Although lots of all-American items like broiled steaks and seafood round out the menu, we stayed completely in the German camp. The beef rouladen, two rolls of thin beef wrapped around onion, bacon and pickle, were like little deli sandwiches on rye (owing to the spicing) but without the bread. The schweinschnitzel, very thin cuts of pork tenderloin, came with a big load of bumpy spaetzel noodles that really sucked up the accompanying mushroom gravy. And the sauerbraten, which Joan marinates in a wine-and-spice brine for a full week according to the old family recipe, was a tangy treat, sort of a pickled roast beef, tenderizing a secondary cut of beef and giving it a gentle vinegar-and-salt undertone that balanced well with the additional sweetness and tang of pickled red cabbage and applesauce served on the side.

It's even possible to stay relatively light ("light German" being right up there with "jumbo shrimp," "military intelligence" and "Civic Progress" in the pantheon of oxymorons) on the German side of the menu with the Black Forest schnitzel, a pounded breast of chicken wrapped around a modest portion of ham and cheese. Have them hold the hot German potato salad (although this would be your loss), and you can almost pretend that you're eating German and sticking with your diet.

Don't even bother pretending, though, if you want something from the dessert selection, which is heavy, in many ways, with cake and cream choices -- one positively glowing with a sheen of chocolate sauce, another bursting with both whipped cream and Bavarian chocolate cream.

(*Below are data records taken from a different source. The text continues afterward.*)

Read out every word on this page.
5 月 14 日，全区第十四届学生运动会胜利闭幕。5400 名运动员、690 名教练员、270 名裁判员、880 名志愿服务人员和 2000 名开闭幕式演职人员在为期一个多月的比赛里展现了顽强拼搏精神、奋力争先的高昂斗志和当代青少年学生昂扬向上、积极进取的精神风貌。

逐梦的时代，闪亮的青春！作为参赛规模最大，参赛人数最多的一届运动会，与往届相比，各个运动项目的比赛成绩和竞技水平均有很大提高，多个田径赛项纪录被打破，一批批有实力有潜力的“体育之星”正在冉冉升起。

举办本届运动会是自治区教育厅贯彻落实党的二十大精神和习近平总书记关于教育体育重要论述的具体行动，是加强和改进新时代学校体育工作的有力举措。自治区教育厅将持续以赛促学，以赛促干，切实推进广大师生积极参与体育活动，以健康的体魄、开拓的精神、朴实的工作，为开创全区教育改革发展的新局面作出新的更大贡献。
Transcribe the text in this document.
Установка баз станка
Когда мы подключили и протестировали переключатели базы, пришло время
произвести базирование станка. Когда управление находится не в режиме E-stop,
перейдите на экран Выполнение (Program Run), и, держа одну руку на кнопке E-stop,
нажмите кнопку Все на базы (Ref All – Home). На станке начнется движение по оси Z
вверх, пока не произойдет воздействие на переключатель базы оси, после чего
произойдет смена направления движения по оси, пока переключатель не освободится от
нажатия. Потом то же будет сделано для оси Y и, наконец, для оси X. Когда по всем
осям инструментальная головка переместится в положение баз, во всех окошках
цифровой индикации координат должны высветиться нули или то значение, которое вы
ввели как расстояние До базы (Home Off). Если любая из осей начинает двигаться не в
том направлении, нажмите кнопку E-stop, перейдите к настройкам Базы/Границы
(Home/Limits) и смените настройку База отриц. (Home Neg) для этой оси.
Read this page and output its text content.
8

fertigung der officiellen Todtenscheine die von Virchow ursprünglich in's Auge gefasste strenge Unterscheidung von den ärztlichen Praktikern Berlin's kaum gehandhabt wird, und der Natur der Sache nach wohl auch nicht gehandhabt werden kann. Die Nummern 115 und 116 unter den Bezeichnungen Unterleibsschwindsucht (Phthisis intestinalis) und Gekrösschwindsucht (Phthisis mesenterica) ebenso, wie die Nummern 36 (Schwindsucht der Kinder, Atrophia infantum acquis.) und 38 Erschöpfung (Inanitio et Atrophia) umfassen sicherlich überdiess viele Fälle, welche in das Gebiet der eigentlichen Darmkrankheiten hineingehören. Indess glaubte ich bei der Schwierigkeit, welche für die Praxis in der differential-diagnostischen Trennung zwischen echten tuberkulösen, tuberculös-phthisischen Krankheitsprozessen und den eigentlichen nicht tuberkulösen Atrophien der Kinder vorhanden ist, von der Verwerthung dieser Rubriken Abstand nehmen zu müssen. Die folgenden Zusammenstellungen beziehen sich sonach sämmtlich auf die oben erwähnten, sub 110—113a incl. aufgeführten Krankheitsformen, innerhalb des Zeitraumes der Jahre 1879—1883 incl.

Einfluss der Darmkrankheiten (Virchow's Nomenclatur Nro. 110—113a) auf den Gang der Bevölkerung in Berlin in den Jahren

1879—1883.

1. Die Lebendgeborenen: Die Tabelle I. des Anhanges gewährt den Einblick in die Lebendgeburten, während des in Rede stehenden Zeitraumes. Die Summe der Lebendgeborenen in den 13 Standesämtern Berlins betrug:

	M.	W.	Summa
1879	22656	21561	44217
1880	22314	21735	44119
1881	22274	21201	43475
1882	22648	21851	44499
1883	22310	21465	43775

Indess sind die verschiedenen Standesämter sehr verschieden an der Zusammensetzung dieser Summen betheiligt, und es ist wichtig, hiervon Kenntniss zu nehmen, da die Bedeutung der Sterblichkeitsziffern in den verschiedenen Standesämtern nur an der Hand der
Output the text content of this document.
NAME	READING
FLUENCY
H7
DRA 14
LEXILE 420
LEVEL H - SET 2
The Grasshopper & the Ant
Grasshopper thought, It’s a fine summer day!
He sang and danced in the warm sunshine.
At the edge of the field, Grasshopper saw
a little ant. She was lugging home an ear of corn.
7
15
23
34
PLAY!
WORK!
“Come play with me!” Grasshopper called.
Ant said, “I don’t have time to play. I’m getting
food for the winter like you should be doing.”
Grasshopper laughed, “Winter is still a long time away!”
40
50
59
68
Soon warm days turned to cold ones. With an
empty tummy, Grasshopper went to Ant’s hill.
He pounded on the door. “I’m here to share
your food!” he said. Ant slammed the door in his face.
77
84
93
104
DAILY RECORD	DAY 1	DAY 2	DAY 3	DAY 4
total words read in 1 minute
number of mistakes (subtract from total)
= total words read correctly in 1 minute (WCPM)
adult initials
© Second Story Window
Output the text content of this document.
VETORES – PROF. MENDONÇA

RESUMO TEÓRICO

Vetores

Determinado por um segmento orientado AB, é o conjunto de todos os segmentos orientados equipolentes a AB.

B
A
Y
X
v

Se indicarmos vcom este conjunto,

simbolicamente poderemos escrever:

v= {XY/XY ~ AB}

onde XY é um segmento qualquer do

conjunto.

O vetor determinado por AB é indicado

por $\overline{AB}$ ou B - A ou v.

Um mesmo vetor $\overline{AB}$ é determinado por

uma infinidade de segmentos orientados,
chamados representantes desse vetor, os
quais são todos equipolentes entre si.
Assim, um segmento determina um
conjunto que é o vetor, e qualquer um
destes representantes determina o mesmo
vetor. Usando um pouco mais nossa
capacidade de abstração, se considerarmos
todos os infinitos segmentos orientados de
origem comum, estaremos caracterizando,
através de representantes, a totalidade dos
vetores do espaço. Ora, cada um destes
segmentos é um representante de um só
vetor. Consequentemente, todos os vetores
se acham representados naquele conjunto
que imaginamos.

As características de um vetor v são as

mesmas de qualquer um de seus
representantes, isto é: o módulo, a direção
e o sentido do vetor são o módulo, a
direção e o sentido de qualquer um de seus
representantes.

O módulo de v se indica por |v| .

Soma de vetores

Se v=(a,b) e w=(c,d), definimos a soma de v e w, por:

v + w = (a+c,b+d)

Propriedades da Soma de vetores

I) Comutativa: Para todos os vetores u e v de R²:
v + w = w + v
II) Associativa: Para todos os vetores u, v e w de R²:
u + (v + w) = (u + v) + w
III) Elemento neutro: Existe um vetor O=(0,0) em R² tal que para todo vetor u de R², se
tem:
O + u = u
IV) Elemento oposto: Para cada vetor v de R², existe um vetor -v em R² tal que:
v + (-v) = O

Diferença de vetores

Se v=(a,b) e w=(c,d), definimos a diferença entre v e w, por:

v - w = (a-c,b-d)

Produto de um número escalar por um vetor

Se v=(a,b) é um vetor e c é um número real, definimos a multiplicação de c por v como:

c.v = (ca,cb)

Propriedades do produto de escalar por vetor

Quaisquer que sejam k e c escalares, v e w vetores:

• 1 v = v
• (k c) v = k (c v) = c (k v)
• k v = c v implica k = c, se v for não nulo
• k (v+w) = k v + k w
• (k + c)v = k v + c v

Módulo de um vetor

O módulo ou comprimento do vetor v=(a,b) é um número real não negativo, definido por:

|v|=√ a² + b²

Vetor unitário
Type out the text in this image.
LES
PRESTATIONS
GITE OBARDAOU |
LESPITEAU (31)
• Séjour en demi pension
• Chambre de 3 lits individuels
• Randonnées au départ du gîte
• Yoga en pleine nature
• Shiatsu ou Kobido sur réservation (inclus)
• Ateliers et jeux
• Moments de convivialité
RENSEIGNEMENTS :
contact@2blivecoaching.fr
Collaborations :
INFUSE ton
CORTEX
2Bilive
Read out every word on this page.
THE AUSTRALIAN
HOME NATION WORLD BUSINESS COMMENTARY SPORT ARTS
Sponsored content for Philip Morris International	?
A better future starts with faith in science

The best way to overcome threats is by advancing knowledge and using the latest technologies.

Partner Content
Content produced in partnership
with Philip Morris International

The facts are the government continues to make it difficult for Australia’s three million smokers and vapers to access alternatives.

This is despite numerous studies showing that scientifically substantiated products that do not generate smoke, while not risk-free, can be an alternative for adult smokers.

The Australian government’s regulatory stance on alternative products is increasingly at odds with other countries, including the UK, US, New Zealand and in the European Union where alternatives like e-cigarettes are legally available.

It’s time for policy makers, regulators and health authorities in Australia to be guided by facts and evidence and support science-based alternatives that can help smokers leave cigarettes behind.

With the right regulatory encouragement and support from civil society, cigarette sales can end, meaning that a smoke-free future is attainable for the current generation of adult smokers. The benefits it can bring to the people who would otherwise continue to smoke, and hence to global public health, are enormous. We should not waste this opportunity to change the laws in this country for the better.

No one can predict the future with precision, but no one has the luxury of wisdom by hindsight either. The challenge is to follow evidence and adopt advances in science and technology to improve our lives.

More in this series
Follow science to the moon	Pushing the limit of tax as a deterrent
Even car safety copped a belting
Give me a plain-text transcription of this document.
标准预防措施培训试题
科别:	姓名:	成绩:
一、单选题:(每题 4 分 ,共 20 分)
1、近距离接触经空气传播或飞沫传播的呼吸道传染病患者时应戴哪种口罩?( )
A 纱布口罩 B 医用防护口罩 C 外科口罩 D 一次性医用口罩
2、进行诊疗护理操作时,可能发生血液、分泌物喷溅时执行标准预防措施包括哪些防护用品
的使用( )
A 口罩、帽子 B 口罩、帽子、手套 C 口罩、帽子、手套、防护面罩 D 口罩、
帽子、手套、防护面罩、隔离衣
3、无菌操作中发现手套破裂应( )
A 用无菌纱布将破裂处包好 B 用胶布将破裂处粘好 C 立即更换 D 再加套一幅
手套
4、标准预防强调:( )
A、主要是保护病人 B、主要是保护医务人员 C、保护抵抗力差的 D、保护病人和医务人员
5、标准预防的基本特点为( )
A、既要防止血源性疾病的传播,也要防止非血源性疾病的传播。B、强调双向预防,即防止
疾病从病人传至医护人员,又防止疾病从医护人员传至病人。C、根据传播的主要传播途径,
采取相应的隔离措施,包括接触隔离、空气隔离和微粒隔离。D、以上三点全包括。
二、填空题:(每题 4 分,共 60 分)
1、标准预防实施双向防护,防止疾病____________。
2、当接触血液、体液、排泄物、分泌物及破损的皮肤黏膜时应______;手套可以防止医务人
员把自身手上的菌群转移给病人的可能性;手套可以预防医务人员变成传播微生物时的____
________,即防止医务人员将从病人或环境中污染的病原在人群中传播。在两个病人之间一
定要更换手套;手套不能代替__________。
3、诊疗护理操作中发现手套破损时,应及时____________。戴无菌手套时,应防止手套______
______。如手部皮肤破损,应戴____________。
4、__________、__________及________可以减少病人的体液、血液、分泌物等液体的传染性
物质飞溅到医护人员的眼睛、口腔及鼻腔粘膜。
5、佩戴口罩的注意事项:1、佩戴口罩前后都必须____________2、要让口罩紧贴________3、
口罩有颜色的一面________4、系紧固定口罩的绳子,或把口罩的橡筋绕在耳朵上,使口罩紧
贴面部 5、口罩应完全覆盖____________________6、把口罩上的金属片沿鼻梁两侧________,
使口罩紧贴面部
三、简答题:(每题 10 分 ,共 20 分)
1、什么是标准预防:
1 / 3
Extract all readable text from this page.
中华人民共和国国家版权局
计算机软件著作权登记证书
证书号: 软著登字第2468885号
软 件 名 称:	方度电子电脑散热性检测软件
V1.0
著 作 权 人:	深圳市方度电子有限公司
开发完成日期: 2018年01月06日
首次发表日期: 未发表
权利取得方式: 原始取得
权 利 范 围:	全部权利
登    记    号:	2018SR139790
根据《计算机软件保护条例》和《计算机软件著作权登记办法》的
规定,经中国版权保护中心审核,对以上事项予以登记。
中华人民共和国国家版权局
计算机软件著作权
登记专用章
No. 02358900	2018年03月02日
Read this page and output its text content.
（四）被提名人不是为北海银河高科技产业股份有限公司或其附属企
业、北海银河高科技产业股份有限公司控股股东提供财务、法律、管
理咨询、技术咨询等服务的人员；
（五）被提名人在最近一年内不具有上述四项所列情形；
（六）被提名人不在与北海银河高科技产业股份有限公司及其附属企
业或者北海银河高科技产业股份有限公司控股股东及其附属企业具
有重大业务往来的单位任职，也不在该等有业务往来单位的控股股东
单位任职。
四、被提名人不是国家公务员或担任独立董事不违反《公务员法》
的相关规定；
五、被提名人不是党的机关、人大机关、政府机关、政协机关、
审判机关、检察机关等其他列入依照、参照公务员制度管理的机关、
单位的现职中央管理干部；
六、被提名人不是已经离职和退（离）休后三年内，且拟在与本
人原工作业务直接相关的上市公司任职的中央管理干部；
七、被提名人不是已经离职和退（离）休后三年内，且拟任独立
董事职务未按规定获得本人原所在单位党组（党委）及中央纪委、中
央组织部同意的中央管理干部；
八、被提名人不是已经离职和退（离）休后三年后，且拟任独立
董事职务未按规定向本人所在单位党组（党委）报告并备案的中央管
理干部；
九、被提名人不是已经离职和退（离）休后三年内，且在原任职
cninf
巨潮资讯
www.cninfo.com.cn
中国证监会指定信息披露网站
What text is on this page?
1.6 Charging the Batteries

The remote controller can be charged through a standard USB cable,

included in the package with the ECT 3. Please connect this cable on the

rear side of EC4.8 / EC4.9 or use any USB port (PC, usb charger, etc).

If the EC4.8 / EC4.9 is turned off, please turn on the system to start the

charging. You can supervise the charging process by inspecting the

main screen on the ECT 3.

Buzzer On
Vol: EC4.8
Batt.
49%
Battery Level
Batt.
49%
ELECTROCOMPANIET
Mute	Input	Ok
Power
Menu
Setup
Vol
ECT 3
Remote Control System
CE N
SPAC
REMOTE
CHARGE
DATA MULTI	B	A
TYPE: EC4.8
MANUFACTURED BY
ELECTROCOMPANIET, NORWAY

The dining space itself is packed solid with everything from an assortment of cuckoo clocks and Jim Beam bottles to tapestries of life in the German kingdoms, circa 18th century, and even a personal letter to Jim Lang from local royalty, the late King August II of the province of Pestalozzi. (You can glance at it on your visit to the soup-and-salad bar, which accompanies all dinners.)

Both Langs are serious talkers with bubbly enthusiasm for their mission, so you're likely to hear a wealth of stories during your dinner, including the one about how locals still like to come in and gaze out the plate-glass windows, over toward the rock building that used to be the stagecoach hotel, and comment about how the view probably hasn't changed in more than 100 years. If the weather is still mild enough, leave your windows cracked on your trip home to wherever it is you came from, because the fresh farm air is almost as much worth savoring as the aroma of the sauerbraten.

DREAMLAND PALACE, Highway 156, Foster Pond, Ill. Hours: 11 a.m.-9 p.m. Wed.-Sat., 11 a.m.-8:30 p.m. Sun. Entrees: $7.95-$16.95.